La priorité fut donnée au déblaiement
et à la reconstruction des bâtiments destinés aux services
publics et aux commerces d'alimentation, et à la remise en
état des maisons d'habitation endommagées sans avoir
été détruites.
La reconstruction des maisons d'habitation ne fut
véritablement engagée qu'à partir du début
des années 1920.
Celle des monuments, confiée à l'architecte
en chef des Monuments historiques, Henri DENEUX, donna lieu à de longs travaux préparatoires
d'inventaire des dégâts et de fouilles archéologiques.
Selon Paul
MARCHANDEAU qui a été à partir de 1925 le maire de la ville,
les baraquements provisoires en planches édifiés près de la gare dans
une vaste zone de jardins publics appelée Les Promenades, donnaient
à Reims « un aspect semblable
aux cités du Transvaal ou du Colorado quand on découvre un filon ».
2/
Le Retour à Reims
L'œuvre
du Retour à Reims est fondée, le 17 janvier 1919, par la comtesse
de Mun.
Le Retour à Reims distribue aux arrivants
du linge, des matelas …
À partir du 10 février, il procure gratuitement
du mobilier pour les veuves dans le besoin, les familles nombreuses,
les vieillards, les malades.
Les autres personnes peuvent louer objets et meubles,
pour une durée de trois mois.
Le Retour à Reims participe également à l'organisation
de quatre cantines populaires.
Les
Rémois en 1918 de l'évacuation au retour,
Ville de Reims-Direction de la culture, 1998.
3/ Une ville en chantier
Dès
1915 des architectes avaient commencé à réfléchir
aux problèmes de la reconstruction de la ville de Reims.

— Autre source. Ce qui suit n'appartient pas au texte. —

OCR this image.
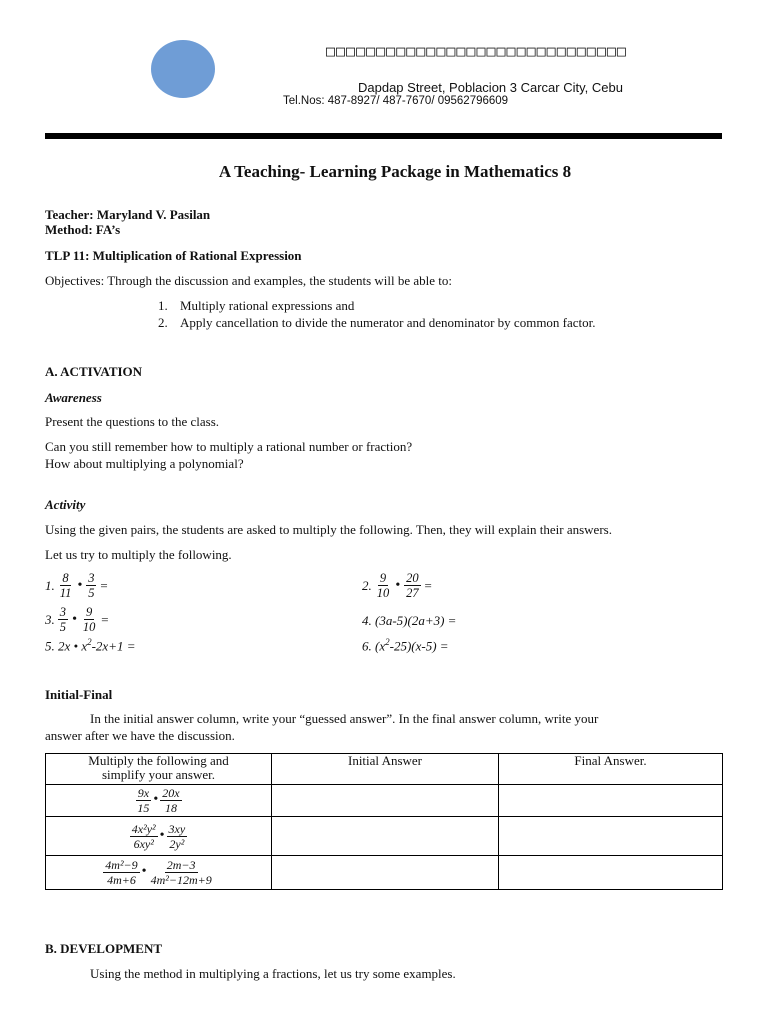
□□□□□□□□□□□□□□□□□□□□□□□□□□□□□□
Dapdap Street, Poblacion 3 Carcar City, Cebu
Tel.Nos: 487-8927/ 487-7670/ 09562796609
A Teaching- Learning Package in Mathematics 8
Teacher: Maryland V. Pasilan
Method: FA’s
TLP 11: Multiplication of Rational Expression
Objectives: Through the discussion and examples, the students will be able to:
1. Multiply rational expressions and
2. Apply cancellation to divide the numerator and denominator by common factor.
A. ACTIVATION
Awareness
Present the questions to the class.
Can you still remember how to multiply a rational number or fraction?
How about multiplying a polynomial?
Activity
Using the given pairs, the students are asked to multiply the following. Then, they will explain their answers.
Let us try to multiply the following.
1. $\frac{8}{11}$ • $\frac{3}{5}$ =	2. $\frac{9}{10}$ • $\frac{20}{27}$ =
3. $\frac{3}{5}$ • $\frac{9}{10}$ =	4. (3a-5)(2a+3) =
5. 2x • $x^2-2x+1$ =	6. $(x^2-25)(x-5)$ =
Initial-Final
In the initial answer column, write your “guessed answer”. In the final answer column, write your
answer after we have the discussion.
Multiply the following and
simplify your answer.	Initial Answer	Final Answer.

$\frac{9x}{15}$ • $\frac{20x}{18}$

$\frac{\text{4x²y²}}{\text{6xy²}}$ • $\frac{3xy}{\text{2y²}}$

$\frac{\text{4m²−9}}{4m+6}$ • $\frac{2m-3}{\text{4m²−12m+9}}$

B. DEVELOPMENT
Using the method in multiplying a fractions, let us try some examples.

A la fin du conflit, un premier concours d'architectes
fut rejeté par la Commission départementale des Plans
des villes et villages.
La municipalité élue en novembre 1919
et son maire Charles
ROCHE firent appel au major de l'armée américaine Georges
B. FORD. Celui-ci élabora un
plan de reconstruction ambitieux qui fut adopté
en avril 1920.
Dans les quatre cantons rémois, furent mises
en place des commissions d'experts chargées d'évaluer
les dégâts subis.
Au total, 41 000 dossiers ont été instruits ; 13 000 dossiers concernaient des immeubles et 28 000
du mobilier ou des marchandises.
Les sinistrés pouvaient se faire assister
par un architecte ou par un représentant de la société
coopérative de reconstruction dont ils étaient adhérents.
Les
Rémois en 1918 de l'évacuation au retour,
Ville de Reims-Direction de la culture, 1998.
Marcel
DÉAT qui a été, dans les années 1920, conseiller municipal
de Reims et député socialiste de la Marne, a décrit la ville en chantier
qu'il a découverte en octobre 1922, lorsqu'il fut nommé professeur
de philosophie au lycée de Reims :
C'était
un hérissement d'échafaudages, et partout des compagnons qui [...]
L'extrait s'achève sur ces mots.